In seinen Reflexionen zur 'Weltliteratur' spricht Goethe vom "freien geistigen Handelsverkehr" zwischen Nationen und ihren Literaturen. Dazu gehört auch die Aneignung und Übersetzung von fremden Texten. Manchmal ermöglicht der Blick von außen sogar ein klareres Bild, wie Goethe im Vorwort zu einer Biographie Schillers aus der Feder des Schotten Thomas Carlyle schreibt: "Carlyle hat das Leben von Schiller geschrieben und ihn überall so beurteilt, wie ihn nicht leicht ein Deutscher beurteilen wird.Dagegen sind wir über Shakespeare und Byron im klaren und wissen deren Verdienste vielleicht besser zu schätzen als die Engländer selber."

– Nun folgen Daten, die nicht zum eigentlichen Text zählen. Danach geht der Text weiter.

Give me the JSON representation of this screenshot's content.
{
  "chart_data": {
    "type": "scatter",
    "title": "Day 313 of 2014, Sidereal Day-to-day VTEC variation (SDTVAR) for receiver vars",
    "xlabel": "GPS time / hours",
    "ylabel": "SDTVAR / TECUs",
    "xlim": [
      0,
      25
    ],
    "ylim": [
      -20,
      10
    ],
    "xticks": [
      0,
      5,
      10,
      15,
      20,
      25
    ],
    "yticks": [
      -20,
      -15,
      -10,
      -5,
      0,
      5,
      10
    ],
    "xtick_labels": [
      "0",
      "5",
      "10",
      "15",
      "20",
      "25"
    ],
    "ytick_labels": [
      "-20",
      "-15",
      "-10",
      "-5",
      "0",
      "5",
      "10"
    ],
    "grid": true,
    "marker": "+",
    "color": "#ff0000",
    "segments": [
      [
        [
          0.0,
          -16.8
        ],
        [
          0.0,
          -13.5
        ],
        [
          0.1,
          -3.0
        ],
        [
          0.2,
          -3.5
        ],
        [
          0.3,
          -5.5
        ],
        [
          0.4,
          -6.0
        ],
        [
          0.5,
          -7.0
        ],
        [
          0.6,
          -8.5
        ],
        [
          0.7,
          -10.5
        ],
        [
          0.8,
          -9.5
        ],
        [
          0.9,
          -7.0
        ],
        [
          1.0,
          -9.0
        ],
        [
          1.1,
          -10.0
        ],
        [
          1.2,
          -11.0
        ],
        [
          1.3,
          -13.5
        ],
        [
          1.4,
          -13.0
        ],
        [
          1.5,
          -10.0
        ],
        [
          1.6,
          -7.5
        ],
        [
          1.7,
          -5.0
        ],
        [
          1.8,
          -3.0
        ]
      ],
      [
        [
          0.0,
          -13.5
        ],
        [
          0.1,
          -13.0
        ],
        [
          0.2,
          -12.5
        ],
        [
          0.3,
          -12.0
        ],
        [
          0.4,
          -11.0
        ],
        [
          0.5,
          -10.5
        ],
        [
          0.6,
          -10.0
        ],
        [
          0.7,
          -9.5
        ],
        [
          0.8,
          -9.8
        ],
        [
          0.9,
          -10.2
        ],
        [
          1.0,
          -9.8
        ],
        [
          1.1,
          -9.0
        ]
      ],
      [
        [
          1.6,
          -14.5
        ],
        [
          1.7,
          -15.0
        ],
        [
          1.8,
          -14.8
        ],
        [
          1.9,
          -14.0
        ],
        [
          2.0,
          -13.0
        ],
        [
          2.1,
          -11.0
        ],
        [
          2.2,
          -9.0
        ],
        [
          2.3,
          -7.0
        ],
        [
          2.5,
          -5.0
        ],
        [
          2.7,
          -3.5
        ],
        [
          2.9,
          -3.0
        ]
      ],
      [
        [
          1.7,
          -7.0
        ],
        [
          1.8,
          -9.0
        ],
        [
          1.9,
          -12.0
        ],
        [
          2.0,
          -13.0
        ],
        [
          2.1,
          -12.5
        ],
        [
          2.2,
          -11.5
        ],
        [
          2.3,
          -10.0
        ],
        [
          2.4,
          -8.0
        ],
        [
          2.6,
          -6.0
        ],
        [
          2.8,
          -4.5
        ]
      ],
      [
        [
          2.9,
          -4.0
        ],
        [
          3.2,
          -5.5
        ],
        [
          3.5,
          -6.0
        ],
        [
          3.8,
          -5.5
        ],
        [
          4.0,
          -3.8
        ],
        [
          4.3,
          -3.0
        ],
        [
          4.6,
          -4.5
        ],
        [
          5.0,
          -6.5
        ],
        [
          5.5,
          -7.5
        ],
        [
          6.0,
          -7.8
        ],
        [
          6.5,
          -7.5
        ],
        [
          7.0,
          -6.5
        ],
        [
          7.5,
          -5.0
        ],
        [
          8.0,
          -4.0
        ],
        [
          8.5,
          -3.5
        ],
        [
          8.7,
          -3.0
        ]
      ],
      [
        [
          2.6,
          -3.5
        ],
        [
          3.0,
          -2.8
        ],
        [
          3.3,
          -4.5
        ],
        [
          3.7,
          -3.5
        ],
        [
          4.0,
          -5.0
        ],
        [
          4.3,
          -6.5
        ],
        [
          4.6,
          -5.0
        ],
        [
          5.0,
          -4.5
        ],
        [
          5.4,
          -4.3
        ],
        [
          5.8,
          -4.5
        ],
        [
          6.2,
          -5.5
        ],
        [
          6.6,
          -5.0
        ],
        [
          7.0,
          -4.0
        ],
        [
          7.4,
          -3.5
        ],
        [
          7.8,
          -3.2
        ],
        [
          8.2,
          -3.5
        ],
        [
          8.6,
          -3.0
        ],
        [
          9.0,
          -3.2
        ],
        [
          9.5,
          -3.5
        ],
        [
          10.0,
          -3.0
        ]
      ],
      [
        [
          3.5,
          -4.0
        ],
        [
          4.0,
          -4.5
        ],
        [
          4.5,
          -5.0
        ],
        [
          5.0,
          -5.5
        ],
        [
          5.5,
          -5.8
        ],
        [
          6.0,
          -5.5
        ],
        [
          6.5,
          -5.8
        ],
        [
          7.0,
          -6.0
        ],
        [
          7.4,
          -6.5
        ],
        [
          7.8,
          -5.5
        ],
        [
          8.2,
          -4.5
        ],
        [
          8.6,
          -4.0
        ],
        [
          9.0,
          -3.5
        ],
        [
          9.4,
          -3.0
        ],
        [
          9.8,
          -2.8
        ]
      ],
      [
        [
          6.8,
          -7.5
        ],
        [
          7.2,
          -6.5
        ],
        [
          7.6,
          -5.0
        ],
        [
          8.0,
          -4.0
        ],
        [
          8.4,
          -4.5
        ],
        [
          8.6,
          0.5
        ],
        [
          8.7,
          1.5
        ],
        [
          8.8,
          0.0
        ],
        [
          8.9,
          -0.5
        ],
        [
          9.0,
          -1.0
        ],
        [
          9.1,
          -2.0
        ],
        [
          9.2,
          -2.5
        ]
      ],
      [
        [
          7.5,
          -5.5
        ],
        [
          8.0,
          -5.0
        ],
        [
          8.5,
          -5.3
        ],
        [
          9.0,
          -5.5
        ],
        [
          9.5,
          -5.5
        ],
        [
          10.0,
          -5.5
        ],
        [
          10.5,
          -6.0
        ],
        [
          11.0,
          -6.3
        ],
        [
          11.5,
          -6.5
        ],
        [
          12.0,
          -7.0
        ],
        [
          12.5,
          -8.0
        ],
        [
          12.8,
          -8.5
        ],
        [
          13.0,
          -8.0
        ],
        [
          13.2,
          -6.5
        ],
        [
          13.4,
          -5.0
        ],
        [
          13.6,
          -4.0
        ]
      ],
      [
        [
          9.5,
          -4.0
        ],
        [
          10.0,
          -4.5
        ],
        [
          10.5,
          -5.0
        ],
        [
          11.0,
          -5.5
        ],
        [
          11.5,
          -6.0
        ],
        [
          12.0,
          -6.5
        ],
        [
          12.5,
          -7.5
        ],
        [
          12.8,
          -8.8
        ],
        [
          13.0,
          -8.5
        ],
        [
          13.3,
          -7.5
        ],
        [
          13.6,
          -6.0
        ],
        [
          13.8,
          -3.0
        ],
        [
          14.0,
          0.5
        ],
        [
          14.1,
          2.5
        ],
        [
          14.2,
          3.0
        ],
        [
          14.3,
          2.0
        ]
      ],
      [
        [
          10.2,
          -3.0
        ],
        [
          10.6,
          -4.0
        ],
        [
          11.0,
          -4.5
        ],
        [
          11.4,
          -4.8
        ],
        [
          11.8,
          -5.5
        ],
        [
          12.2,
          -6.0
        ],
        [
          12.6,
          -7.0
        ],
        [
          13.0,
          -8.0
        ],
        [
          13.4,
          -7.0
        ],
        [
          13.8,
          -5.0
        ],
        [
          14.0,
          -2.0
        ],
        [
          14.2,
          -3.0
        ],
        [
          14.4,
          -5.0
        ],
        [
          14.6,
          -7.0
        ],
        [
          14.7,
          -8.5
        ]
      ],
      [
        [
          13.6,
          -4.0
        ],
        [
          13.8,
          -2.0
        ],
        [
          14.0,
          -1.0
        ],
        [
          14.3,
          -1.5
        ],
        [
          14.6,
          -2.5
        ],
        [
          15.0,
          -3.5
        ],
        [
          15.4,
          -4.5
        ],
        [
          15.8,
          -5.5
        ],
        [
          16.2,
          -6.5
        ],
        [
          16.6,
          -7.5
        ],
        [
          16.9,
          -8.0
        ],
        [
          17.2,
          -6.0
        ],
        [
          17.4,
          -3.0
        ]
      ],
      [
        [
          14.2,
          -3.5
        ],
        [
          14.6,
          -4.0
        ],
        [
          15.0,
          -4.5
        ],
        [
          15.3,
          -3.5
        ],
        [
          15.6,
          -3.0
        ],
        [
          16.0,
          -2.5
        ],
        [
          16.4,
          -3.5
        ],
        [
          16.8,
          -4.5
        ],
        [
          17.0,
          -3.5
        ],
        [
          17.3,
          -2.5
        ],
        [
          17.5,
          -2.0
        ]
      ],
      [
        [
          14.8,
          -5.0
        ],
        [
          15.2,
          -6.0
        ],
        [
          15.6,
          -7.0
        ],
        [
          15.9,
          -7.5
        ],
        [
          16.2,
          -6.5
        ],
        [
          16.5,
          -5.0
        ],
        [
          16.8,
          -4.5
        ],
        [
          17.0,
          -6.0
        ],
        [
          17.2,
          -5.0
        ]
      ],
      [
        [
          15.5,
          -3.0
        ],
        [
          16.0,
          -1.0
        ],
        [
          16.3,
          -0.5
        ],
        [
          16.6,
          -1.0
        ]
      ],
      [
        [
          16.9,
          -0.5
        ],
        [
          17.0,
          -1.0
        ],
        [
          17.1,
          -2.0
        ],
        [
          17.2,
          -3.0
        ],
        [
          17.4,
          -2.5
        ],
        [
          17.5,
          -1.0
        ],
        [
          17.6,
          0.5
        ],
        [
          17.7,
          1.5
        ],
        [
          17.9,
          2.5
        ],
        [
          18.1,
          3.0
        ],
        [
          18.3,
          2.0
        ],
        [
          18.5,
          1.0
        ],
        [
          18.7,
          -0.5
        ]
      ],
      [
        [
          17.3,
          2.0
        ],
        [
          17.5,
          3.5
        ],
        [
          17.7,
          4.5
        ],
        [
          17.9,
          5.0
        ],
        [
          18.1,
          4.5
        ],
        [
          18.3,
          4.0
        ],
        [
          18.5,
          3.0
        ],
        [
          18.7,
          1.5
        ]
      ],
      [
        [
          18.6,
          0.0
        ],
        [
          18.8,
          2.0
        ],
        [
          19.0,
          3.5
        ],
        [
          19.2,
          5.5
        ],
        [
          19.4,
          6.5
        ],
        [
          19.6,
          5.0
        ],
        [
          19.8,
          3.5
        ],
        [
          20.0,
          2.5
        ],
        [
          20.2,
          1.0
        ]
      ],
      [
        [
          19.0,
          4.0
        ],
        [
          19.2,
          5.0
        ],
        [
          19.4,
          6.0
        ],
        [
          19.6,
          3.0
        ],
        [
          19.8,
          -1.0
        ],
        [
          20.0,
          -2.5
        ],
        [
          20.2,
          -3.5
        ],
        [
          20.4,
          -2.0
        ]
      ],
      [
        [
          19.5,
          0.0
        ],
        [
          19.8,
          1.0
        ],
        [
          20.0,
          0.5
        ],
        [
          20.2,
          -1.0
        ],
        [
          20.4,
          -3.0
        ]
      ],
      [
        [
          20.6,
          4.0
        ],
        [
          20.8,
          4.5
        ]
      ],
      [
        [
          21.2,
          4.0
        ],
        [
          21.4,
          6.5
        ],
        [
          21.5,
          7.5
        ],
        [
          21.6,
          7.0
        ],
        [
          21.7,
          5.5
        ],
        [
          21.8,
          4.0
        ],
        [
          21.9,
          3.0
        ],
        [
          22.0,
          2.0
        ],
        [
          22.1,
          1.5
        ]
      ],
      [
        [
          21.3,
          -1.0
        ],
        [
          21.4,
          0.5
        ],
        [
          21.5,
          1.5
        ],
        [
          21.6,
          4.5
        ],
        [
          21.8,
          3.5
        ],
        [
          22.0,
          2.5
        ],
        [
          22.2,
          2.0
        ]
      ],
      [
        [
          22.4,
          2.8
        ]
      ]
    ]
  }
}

Zu diesem Handelsverkehr gehörten für Goethe auch die Übersetzungen der eigenen Texte, von denen er Dutzende erhielt. Meist wurden sie ins Englische, Französische oder Italienische übertragen, doch auch Polnisch, Tschechisch, Alt- und Neugriechisch sind vertreten.

 

 

 

 

 

 

Mit keinem Gebiet - außer der Literatur - beschäftigte Goethe sich so intensiv wie mit den Naturwissenschaften, und dies auf einer Vielzahl von Feldern. Das waren vor allem die Farbenlehre, die Gesteinskunde und die heute so genannten 'Lebenswissenschaften', aber auch so weit auseinander Liegendes wie die Meteorologie, die Astronomie, die Pharmazie und die Akustik. Neben der Korrespondenz mit anderen Wissenschaftlern gehörte dazu auch ein umfangreicher Bücherverkehr, der in unserer Visualisierung dokumentiert wird.